The Fiery Angel
- Author: Valery Bryusov
- Original title: Огненный ангел
- Translator: Ivor Montagu and Sergei Nalbandov
- Language: Russian
- Publisher: Scorpion (Russian), Humphrey Toulmin (English)
- Publication date: 1908
- Publication place: Russian Empire
- Published in English: 1930
- Media type: Print (hardback & paperback)
- Pages: 214+130 (Russian) 392 (English)
- OCLC: 6414689

= The Fiery Angel (novel) =

1908 novel by Valery Bryusov

The Fiery Angel (Огненный ангел, Ognenny Angel) is a Gothic novel by the Russian writer Valery Bryusov. The novel is a meticulous account of sixteenth-century Germany, notably Cologne and the world of the occult. Characters such as Heinrich Cornelius Agrippa and Faust appear alongside a description of a Black Mass.

== Plot ==
Set in sixteenth-century Germany, it depicts a love triangle between Renata, a passionate young woman; Ruprecht, a knight; and Madiel, the Fiery Angel. The novel tells the story of Ruprecht's attempts to win the love of Renata, whose spiritual integrity is seriously undermined by her participation in occult practices. This love triangle is now recognised to be that which existed between the author, Bryusov, the symbolist novelist Andrei Bely and their shared lover, the nineteen-year-old Nina Petrovskaya.

== Reception ==
The Fiery Angel is regarded as a work of painstaking research and heightened emotion in which the author's comprehensive knowledge of the esoteric is displayed. Its modernity is reflected in its tension between sexuality and spirituality.

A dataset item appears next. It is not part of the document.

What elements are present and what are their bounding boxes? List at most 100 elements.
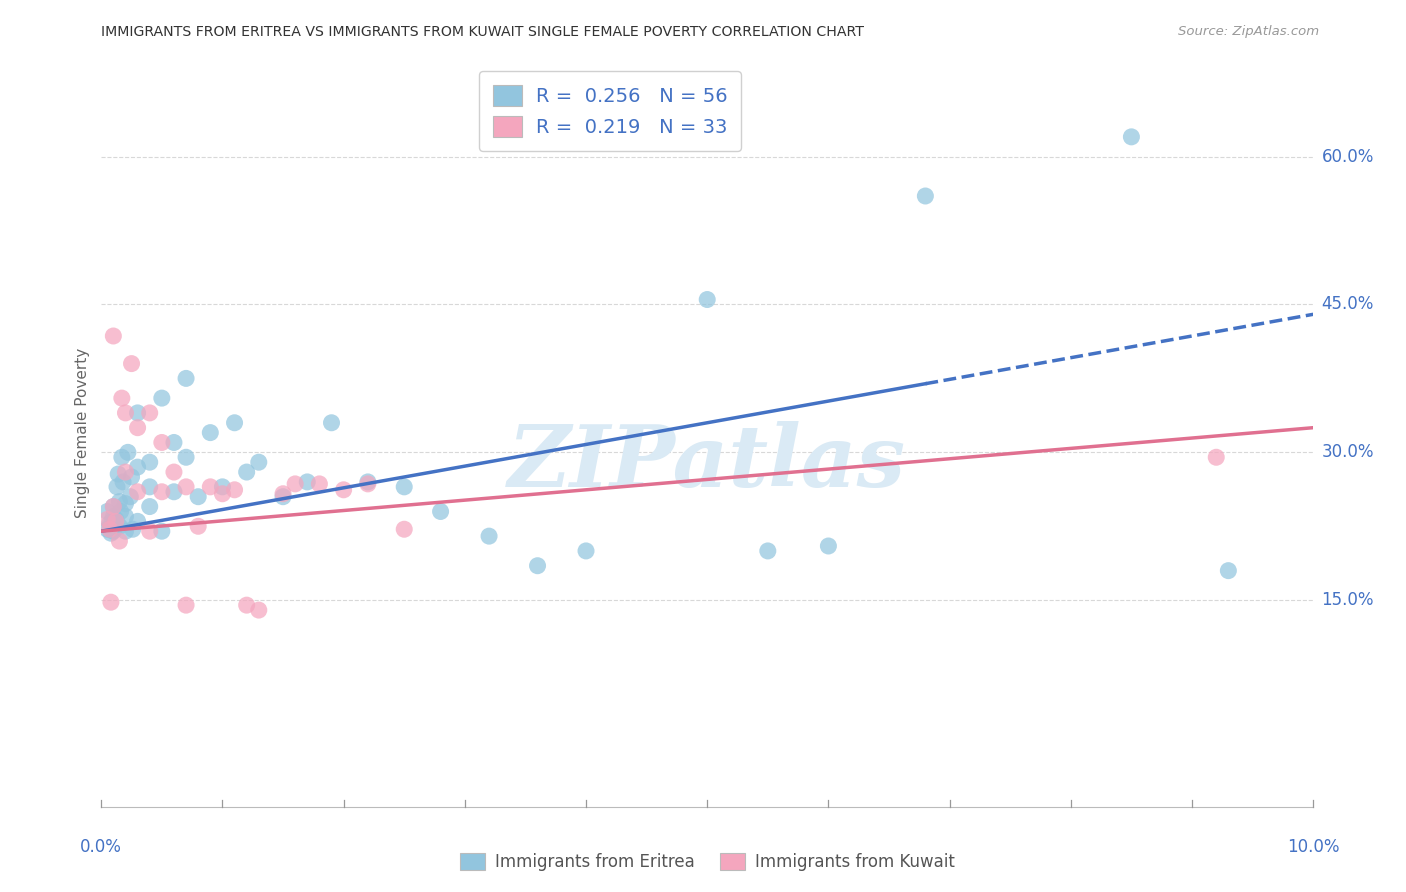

The Fiery Angel has been compared to Mikhail Bulgakov's The Master and Margarita for its general theme of the occult, to Joris-Karl Huysmans's Là-bas for its description of a Black Mass, and to Aldous Huxley's The Devils of Loudun for its depiction of religious hysteria.

The composer Sergey Prokofiev based his opera of the same name upon Bryusov's novel.

== Publication ==
The novel was first serialized in the Russian literary monthly Vesy in 1907–08, and then published in two volumes in 1908. The novel was translated by Ivor Montagu and Sergei Nalbandov in 1930. A new edition with an afterword by Gary Lachman was published in 2005.